Il padre dei fratelli uccisi, ammazzato per una lite su una precedenza
Una lite banale, una discussione in strada per una precedenza. Per questo motivo nel giugno del 2000 e per una discussione su chi avesse o meno il diritto di precedenza il padre dei ragazzi uccisi ieri, fu raggiunto da numerosi colpi di arma da fuoco, esplosi con un modus operandi che per gli inquirenti è stato mafioso a tutti gli effetti. Il delitto di Saverio Donato avvenne sulla Strada Statale 111 che collega Gioia Tauro a Taurianova, in prossimità del piccolo centro di Amato. Donato era intento a caricare di legname il camion con cui sarebbe dovuto partire verso il nord Italia, ma la sua vita fu stroncata prima. Con lui, a bordo del veicolo, proprio il figlio Carmelo, allora quindicenne, che raccontò alle forze dell’ordine lo ripeté poi in sede processuale, dimostrando un notevole coraggio per un ragazzino della sua età. I destini giudiziari di Mammoliti e Alessi, però, hanno avuto un epilogo diametralmente opposto l’uno dall’altro. Innanzitutto per la scelta del rito secondo il quale si sarebbe dovuto svolgere il processo che li vedeva come imputati. Mammoliti, difeso dagli avvocati Luigi Germanò e Giuseppe Foti, scelse di affidarsi al rito abbreviato, mentre Alessi, difeso dall’avvocato Giuseppe Milicia, optò per l’ordinario. Per l’allora 23enne originario di Castellace di Oppido Mamertina, nipote del boss Saro Mammoliti, l’iter processuale è passato da una condanna a quindici anni e quattro mesi di reclusione inflitta dal Gup del Tribunale di Palmi, Giovanni Manzoni, sino a una pena leggermente ridotta in seguito alla sentenza emessa dalla Suprema Corte di Cassazione. In quel procedimento la famiglia della vittima si costituì parte civile ottenendo il risarcimento del danno da liquidarsi in separata sede.
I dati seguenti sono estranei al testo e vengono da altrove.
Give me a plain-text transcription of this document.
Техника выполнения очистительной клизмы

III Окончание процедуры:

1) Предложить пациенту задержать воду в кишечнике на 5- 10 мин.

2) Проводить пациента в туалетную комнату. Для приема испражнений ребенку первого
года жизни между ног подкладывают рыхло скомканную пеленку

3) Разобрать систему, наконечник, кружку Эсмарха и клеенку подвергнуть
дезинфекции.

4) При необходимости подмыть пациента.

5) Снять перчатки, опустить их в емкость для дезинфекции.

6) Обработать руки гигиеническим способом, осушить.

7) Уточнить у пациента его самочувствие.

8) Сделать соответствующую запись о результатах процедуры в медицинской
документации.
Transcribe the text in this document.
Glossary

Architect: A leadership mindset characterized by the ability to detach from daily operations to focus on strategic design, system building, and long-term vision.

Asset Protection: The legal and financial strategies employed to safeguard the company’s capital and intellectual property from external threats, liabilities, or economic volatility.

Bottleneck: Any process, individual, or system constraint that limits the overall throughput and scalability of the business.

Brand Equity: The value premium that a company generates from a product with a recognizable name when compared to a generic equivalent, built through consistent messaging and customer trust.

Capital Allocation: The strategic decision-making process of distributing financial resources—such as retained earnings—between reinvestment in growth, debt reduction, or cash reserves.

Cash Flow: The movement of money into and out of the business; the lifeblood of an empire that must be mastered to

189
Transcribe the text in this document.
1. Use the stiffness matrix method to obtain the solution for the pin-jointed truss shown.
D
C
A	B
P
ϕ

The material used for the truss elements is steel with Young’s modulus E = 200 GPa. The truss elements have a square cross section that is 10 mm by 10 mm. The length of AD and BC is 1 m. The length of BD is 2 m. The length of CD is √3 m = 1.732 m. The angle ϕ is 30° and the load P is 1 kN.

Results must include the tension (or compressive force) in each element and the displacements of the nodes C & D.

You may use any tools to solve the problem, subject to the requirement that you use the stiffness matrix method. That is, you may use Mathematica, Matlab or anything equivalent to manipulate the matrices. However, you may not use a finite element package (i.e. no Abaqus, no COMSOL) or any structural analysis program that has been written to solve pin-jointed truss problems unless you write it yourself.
Contestualmente, Mammoliti, (uscito dal carcere poco tempo fa), ottenne l’assoluzione per non aver commesso il fatto in ordine alle accuse relative alla detenzione di alcune cartucce per armi da caccia e di un serbatoio bifilare per pistola. Per Michele Alessi invece i tre gradi di giudizio cui è stato sottoposto hanno avuto un esito differente. Il procedimento con rito ordinario iniziato nell’ottobre del 2001 davanti alla Corte d’Assise del Tribunale di Palmi si concluse con l’assoluzione dell’imputato. Un esito che non poteva andare bene per la Pubblica Accusa che decise di appellarsi alla decisione dei giudici. Davanti alla Corte d’Assise di Appello però, Alessi incassò un’altra assoluzione, ottenendo un altro successo quando il ricorso presentato dalla Procura Generale fu respinto dalla Cassazione. Nonostante tra gli accusatori dell’imputato figurasse il figlio della vittima, testimone oculare dell’omicidio, la tesi difensiva portata avanti dal legale di Alessi riuscì a dimostrare che l’allora ventitreenne non si trovava a bordo dell’automobile utilizzata dai killer per avvicinare Donato e esplodere i colpi di arma da fuoco che gli costarono la vita. I riscontri emersi dai dati forniti dai tabulati telefonici e dagli spostamenti di Alessi hanno dimostrato che lui con quella esecuzione non c’entrava nulla e che ad accompagnare Mammoliti nel corso dell’agguato era stata un’altra persona.